Анна и Мария уже не молоды, и давно собираются остепениться, покинуть «Веселых странников», осесть в городе или большой деревне. Но дорога зовет, и они опять подбирают юбки, перепрыгивая через осенние лужи или зимние сугробы, заскакивают в тележку, чтоб пересчитать серебро, брошенное щедрой рукой, и решить, куда отправятся дальше.

Откуда у них взялся Пушистый? Сам приблудился. Вернее, его отбили у маленькой стаи шакалов, которая вздумала поживиться молодым чудовищем. Он тогда был мал, его когти еще не стали страшным оружием, а костяные чешуи на загривке не могли защитить от клыков. Странники криками и улюлюканьем отогнали шакалов от раненого маленького чуда, и, пожалев его, взяли с собой. Мало ли, может, удастся продать где на ярмарке.

Не продали. Чудо день спустя огорошило их раскатистым «Спасибо», и пояснило, что оно из другого мира, и как сюда попало, не знает, но ему тут нравится. И хотя небо тут не зеленое, а синее, а солнце отчего-то только одно, ему тут хорошо. Пару месяцев спустя оно вымахало в полутораметровый кошмар о шести ногах, и осталось в труппе на правах дива местного, деньги приносящего. Чему все, включая Пушистого, обожавшего вкусно покушать (фрукты) были очень довольны.

3.

- Да это я все знаю, Никки, знаю... Ты обо мне расскажи...

- О тебе? Да ты сама о себе расскажи… Откудова вот такая ты взялась?

- Оттуда! – кивает она за темное окошечко фургончика, там – дорога и туман. Ник хмурится, но не ему уточнять. Не ему. Но продолжает она, - Я так играю, Ник. Понимаешь? Просто играю. Я никому никогда не говорила, но это вот игра такая. Бывает страшно, но потом – все хорошо, и ты снова живешь, и можно идти дальше. Понимаешь?

- Наверное, - хмурится Ник, ему неловко, ему жутковато слушать про эту игру. Порой бывает слишком больно – не тем, кто играет, но тем, с кем играют. Ему ли не знать.

- Ну вот и не спрашивай, - сердито говорит Лина, - Лучше сам расскажи.

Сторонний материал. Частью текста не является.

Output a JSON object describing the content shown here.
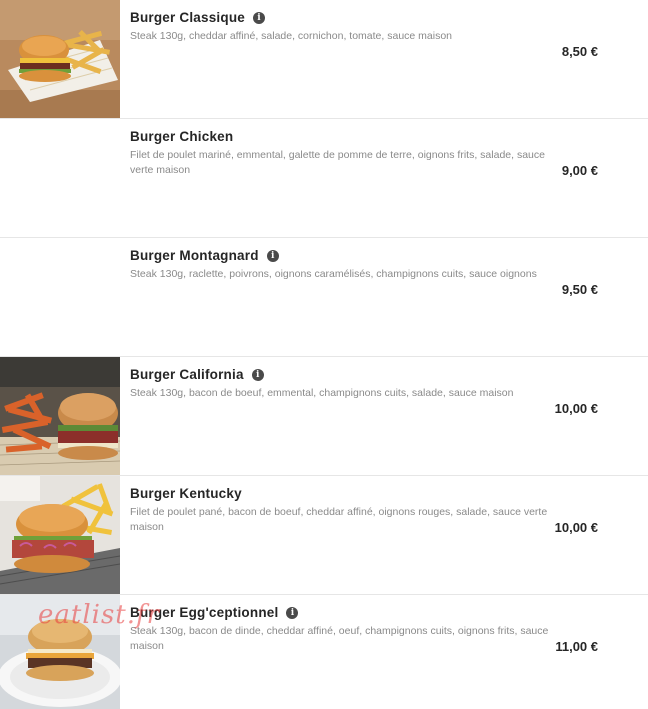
{
  "menu": {
    "items": [
      {
        "name": "Burger Classique",
        "description": "Steak 130g, cheddar affiné, salade, cornichon, tomate, sauce maison",
        "price": "8,50 €",
        "has_info": true,
        "image": "burger-fries-photo"
      },
      {
        "name": "Burger Chicken",
        "description": "Filet de poulet mariné, emmental, galette de pomme de terre, oignons frits, salade, sauce verte maison",
        "price": "9,00 €",
        "has_info": false,
        "image": null
      },
      {
        "name": "Burger Montagnard",
        "description": "Steak 130g, raclette, poivrons, oignons caramélisés, champignons cuits, sauce oignons",
        "price": "9,50 €",
        "has_info": true,
        "image": null
      },
      {
        "name": "Burger California",
        "description": "Steak 130g, bacon de boeuf, emmental, champignons cuits, salade, sauce maison",
        "price": "10,00 €",
        "has_info": true,
        "image": "burger-sweet-potato-fries-photo"
      },
      {
        "name": "Burger Kentucky",
        "description": "Filet de poulet pané, bacon de boeuf, cheddar affiné, oignons rouges, salade, sauce verte maison",
        "price": "10,00 €",
        "has_info": false,
        "image": "burger-fries-basket-photo"
      },
      {
        "name": "Burger Egg'ceptionnel",
        "description": "Steak 130g, bacon de dinde, cheddar affiné, oeuf, champignons cuits, oignons frits, sauce maison",
        "price": "11,00 €",
        "has_info": true,
        "image": "burger-plate-photo"
      }
    ],
    "info_glyph": "i"
  },
  "watermark": "eatlist.fr",
  "colors": {
    "title": "#262626",
    "description": "#8a8a8a",
    "divider": "#e6e6e6",
    "watermark": "#e73c3c"
  }
}
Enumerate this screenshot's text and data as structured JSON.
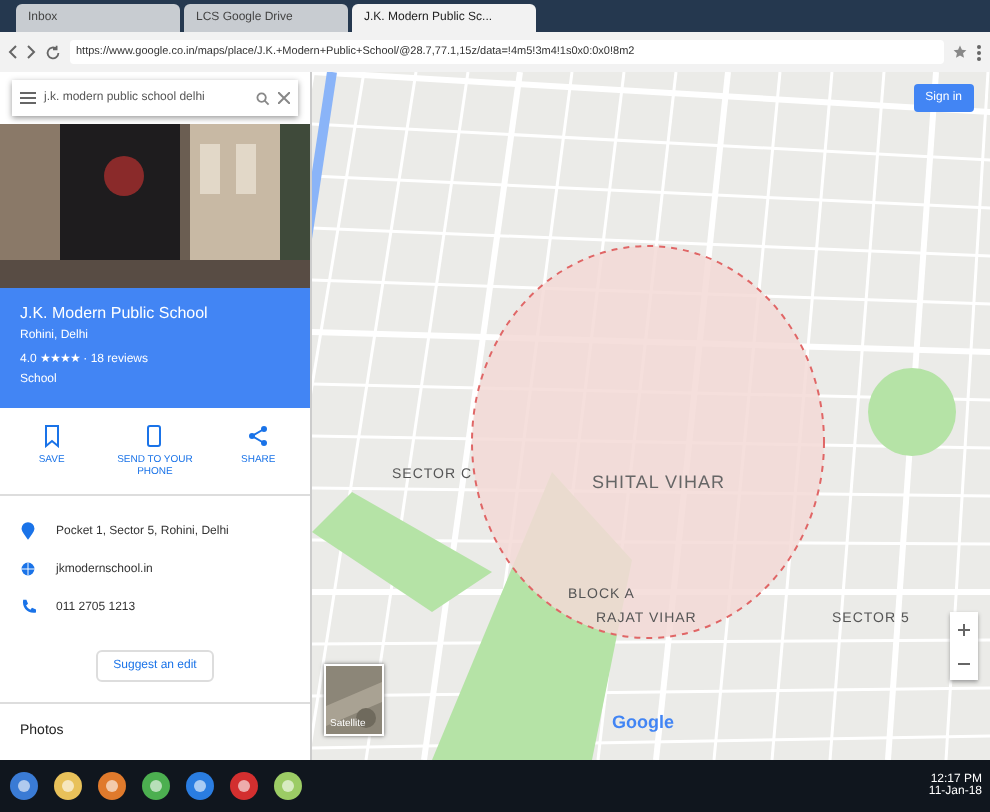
{
  "browser": {
    "tabs": [
      {
        "label": "Inbox",
        "selected": false
      },
      {
        "label": "LCS Google Drive",
        "selected": false
      },
      {
        "label": "J.K. Modern Public Sc...",
        "selected": true
      }
    ],
    "url": "https://www.google.co.in/maps/place/J.K.+Modern+Public+School/@28.7,77.1,15z/data=!4m5!3m4!1s0x0:0x0!8m2"
  },
  "sidebar": {
    "search": {
      "value": "j.k. modern public school delhi"
    },
    "place": {
      "name": "J.K. Modern Public School",
      "address_line": "Rohini, Delhi",
      "rating": "4.0 ★★★★ · 18 reviews",
      "category": "School"
    },
    "actions": [
      {
        "label": "SAVE"
      },
      {
        "label": "SEND TO YOUR PHONE"
      },
      {
        "label": "SHARE"
      }
    ],
    "info": [
      {
        "kind": "address",
        "text": "Pocket 1, Sector 5, Rohini, Delhi"
      },
      {
        "kind": "website",
        "text": "jkmodernschool.in"
      },
      {
        "kind": "phone",
        "text": "011 2705 1213"
      }
    ],
    "suggest_button": "Suggest an edit",
    "section": "Photos"
  },
  "map": {
    "sign_in": "Sign in",
    "labels": [
      "SECTOR C",
      "SHITAL VIHAR",
      "BLOCK A",
      "RAJAT VIHAR",
      "SECTOR 5"
    ],
    "logo": "Google",
    "satellite": "Satellite"
  },
  "taskbar": {
    "time": "12:17 PM",
    "date": "11-Jan-18"
  }
}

Вздыхает Ник, поправляет золотую прядь, улыбается кротко и кивает, мол, погоди, Лина, подумаю сейчас, и расскажу. А что. И рассказывает. Слушает его Лина, слушает…

4.

Не все так светло в этом мире, как и во всех других. Шакалы, они такие, встречаются. Гурды. Услышав это слово, многие женщины крепче прижмут к себе детей, а мужчины возьмутся за мечи и ружья. Гурды, бродячее племя саранчи, быстрое и мстительное, хитрое и многочисленное. Гурды живут везде и нигде, гурды тысячным войском наскакивают на мелкие города, берут дань - мясом и деньгами, кровавую дань берут. Они скрываются в горах, в подземельях, рассеиваются по миру, чтоб по неведомому сигналу собраться в хищную стаю, и, ощетинившись ружьями и саблями, рвануть за дымным паровозом, перекрыв дорогу, взять караванный обоз, богатый маслами и коврами.

И проще отдать выкуп за право жить и возделывать землю, чем уничтожить неуловимое их племя, неузнаваемое в толпе, переменчивое и серое, берущее в себя все отбросы общества, всех, кто пожелает влиться в племя гурдов. Всех, кто откажется от своего рода, народа и семьи. Чтоб отныне почитать только добычу, ярость и драку.

Бродячих шутов и фокусников не трогали. Бродяжничество в мире почиталось и считалось единой правдой и истиной. Да и что взять с этих чудаков, тысячами гуляющих по миру? Зачем убивать их, зачем жечь их цветные фургончики и угонять тощих лошадок, если можно незаметно, по одному, влиться в их состав, затеряться в дорогах, в лесах и селах. У бродячих театров и музыкантов был негласный договор с гурдами.

И все знали, что вот этот невзрачный человечек, спрыгнувший с тележки и затерявшийся в улочках стольного града - гурд, которого разыскивает стража. Но как докажешь, если фигляры - неприкосновенны, если давным-давно совет градоправителей разрешил им беспрепятственно колесить везде и всюду...

Да, Лина появилась у «Веселых странников» благодаря гурдам. Бродяги ехали себе по дороге, направляясь в очередную столицу очередного маленького государства, как вдруг увидели за холмом дым. Горело сильно и давно. Гурды имеют привычку сжигать не подчинившиеся деревни, отказавшие им в посильной дани - двух-трех мерах серебра. Разбойники! Но иной поселок не желает делиться с вольными разбойниками, и горит дотла. Никто никогда не преследует убежавших, никто никогда не поднимает руки на детей и женщин, и даже мужчины, решившие сдаться, имеют шанс выжить и вернуться к любимой семье.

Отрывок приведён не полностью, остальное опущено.